I couldn't respond to a thread (posts <2) or create this post (you have links), so you linux heads out there will have to substitute _ for _ (something for the Howto admins to consider)... anyway
I am running an ispconfig mail server with 2 different domains. I have got certificates for each domain from letsencrypt (certbot) and domain1 is running nicely. No issues with web pages or email on domain1, and the thunderbird client doesn't ask for an "exception". domain2 has a problem - the website is all nicely ssl enabled, but the users have problems with thunderbird (email) saying "wrong certificate". When I run in a terminal openssl s_client -showcerts -connect domain2_xxx:993 I get the cert for domain1. I have added, in etc_dovecot_conf.d_10-ssl.conf local_name domain1_xxx { ssl_cert = <etc_letsencrypt_live_domain1_xxx_fullchain.pem ssl_key = <_etc_letsencrypt_live_domain1_xxx_privkey.pem } local_name domain2_xxx { ssl_cert = <etc_letsencrypt_live_domain2_xxx_fullchain.pem ssl_key = <etc_letsencrypt_live_domain2_xxx_privkey.pem } If I swap the certificates in etc_dovecot_dovecot.conf the domain2 works and domain1 doesn't. So the cert is xxxing from etc_dovecot_dovecot.conf and not from etc_dovecot_conf.d_10-ssl.conf. So, local_name is not working! I have tried local_name in dovecot.conf and the dovecot won't even restart. Any help would be GREATLY appreciated. There is very little on the internet about this, and, after a day of searching_testing, none of it works. Regards and Cheers to you all.
And this issue with "links" when you're trying to post... where is the "link"? I had none in my post... what constitutes a link, and where has the post broken the rules? It's just wrong to have to put _ instead of / or whatever. What are the rules?
You need to request both domains in one cert. Have a look here: https://www.howtoforge.com/communit...l-port-8080-with-lets-encrypt-free-ssl.75554/ However, I prefer meanwhile the acme.sh client because it also supports dns-01 and has no dependencies. I just think it's more reliable than certbot: https://www.howtoforge.com/communit...utomated-dns-01-challenge-for-ispc-3-1.74850/
@sjau, Thanks for your quick response. I am using ispconfig3, and the purpose of this is to be a web provider, like cpanel. Ergo, you start with one client and evolve to 16. You can't keep getting new certificates. cpanel has it's limitations as the clients are always asked to do a "security exception", but we are hearing that this is resolved in dovecot2. It's just that no one knows how to implement it.
@sjau, Thanks for your quick response.

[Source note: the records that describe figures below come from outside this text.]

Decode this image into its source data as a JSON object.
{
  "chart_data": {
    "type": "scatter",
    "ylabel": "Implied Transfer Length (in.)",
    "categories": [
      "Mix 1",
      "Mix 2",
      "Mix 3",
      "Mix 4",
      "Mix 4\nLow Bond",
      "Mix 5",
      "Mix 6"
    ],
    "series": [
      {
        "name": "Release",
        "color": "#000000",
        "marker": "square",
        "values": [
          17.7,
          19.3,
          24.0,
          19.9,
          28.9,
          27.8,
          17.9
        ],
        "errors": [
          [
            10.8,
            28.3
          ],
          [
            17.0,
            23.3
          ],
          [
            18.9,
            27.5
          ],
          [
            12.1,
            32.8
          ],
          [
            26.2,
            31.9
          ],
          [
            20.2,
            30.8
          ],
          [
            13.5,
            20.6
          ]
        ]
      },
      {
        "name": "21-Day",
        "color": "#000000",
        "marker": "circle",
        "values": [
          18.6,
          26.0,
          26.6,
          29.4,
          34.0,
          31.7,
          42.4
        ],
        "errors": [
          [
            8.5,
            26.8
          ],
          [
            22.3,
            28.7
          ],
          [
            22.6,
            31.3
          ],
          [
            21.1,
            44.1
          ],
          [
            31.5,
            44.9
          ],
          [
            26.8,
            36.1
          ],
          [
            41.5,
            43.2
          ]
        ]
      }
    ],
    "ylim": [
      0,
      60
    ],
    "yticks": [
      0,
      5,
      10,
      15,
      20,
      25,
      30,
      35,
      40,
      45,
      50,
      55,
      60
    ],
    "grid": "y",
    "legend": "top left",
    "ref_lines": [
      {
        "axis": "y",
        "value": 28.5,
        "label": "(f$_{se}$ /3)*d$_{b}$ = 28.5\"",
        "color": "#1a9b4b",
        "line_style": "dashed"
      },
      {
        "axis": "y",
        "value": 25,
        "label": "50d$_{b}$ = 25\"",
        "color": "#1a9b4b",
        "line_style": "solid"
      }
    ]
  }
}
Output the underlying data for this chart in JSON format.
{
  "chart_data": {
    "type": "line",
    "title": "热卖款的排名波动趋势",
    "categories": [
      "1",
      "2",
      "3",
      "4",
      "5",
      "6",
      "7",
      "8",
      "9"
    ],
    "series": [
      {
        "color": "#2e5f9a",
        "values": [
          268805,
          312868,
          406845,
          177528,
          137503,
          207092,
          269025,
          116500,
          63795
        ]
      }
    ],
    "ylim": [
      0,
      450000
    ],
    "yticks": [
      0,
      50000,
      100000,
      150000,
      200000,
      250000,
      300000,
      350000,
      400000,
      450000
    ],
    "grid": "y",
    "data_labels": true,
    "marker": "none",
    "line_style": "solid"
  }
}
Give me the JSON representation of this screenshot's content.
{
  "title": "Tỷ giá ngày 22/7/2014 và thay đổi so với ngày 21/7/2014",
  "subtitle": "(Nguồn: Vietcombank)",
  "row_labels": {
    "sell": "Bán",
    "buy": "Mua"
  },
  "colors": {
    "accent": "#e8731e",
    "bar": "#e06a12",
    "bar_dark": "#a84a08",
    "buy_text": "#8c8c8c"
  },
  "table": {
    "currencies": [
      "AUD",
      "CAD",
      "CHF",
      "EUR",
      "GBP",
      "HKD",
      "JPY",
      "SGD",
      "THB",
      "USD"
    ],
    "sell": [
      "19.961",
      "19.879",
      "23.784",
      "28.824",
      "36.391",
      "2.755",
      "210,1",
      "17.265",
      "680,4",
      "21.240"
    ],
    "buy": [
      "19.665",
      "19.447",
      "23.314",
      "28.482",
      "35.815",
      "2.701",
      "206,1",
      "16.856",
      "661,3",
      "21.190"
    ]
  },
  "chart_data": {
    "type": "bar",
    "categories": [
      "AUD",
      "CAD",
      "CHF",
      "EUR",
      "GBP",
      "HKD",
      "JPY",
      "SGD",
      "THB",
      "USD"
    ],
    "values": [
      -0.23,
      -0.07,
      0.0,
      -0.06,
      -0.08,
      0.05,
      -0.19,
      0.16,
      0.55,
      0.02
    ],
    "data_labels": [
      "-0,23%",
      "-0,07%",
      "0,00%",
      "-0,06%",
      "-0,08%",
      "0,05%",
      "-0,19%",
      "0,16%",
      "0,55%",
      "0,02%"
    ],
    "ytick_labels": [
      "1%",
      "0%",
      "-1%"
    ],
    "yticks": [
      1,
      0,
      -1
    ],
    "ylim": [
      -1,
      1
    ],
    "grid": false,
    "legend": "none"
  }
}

I am using ispconfig3, and the purpose of this is to be a web provider, like cpanel. Ergo, you start with one client and evolve to 16. You can't keep getting new certificates. cpanel has it's limitations as the clients are always asked to do a "security exception", but we are hearing that this is resolved in dovecot2. It's just that no one knows how to implement it.
By the way, your very good point on acme is well taken, but it's not relevant on an ispconfig install to keep getting a new top level cert every time you get a new client. For my application, The best ever how-to is Howto on howto, and it's the "Perfect Server". Unfortunately, the advice here doesn't work
Dovecot supports SNI, implementation appears quite simple and is described at https://wiki.dovecot.org/SSL/DovecotConfiguration - you may want to automate the config with a script though, if you add/remove clients very often. But that's just dovecot (receiving); once you have that working you'll likely find clients still get a warning about the certificate, as postfix (sending) does not support SNI. Solutions (which would also work with dovecot, if you wanted to implement those), both of which are not built-in to ispconfig, you'd have to set these up yourself, are: 1) obtain a single certificate with multiple hostnames (including client domain names like mail.client1.tld) to use for postfix (and dovecot), or 2) use a different ip address for each client and have postfix (and dovecot) serve a different certificate depending on the ip address. Limitations on "1" are the number of names in a certificate (100 I believe), and obviously a limitation on "2" is the number of available ip addresses. You could combine those as well, so eg. each ip address serves up a certificate with < 100 names in it. Of course working out the setup is up to you, not built into ispconfig.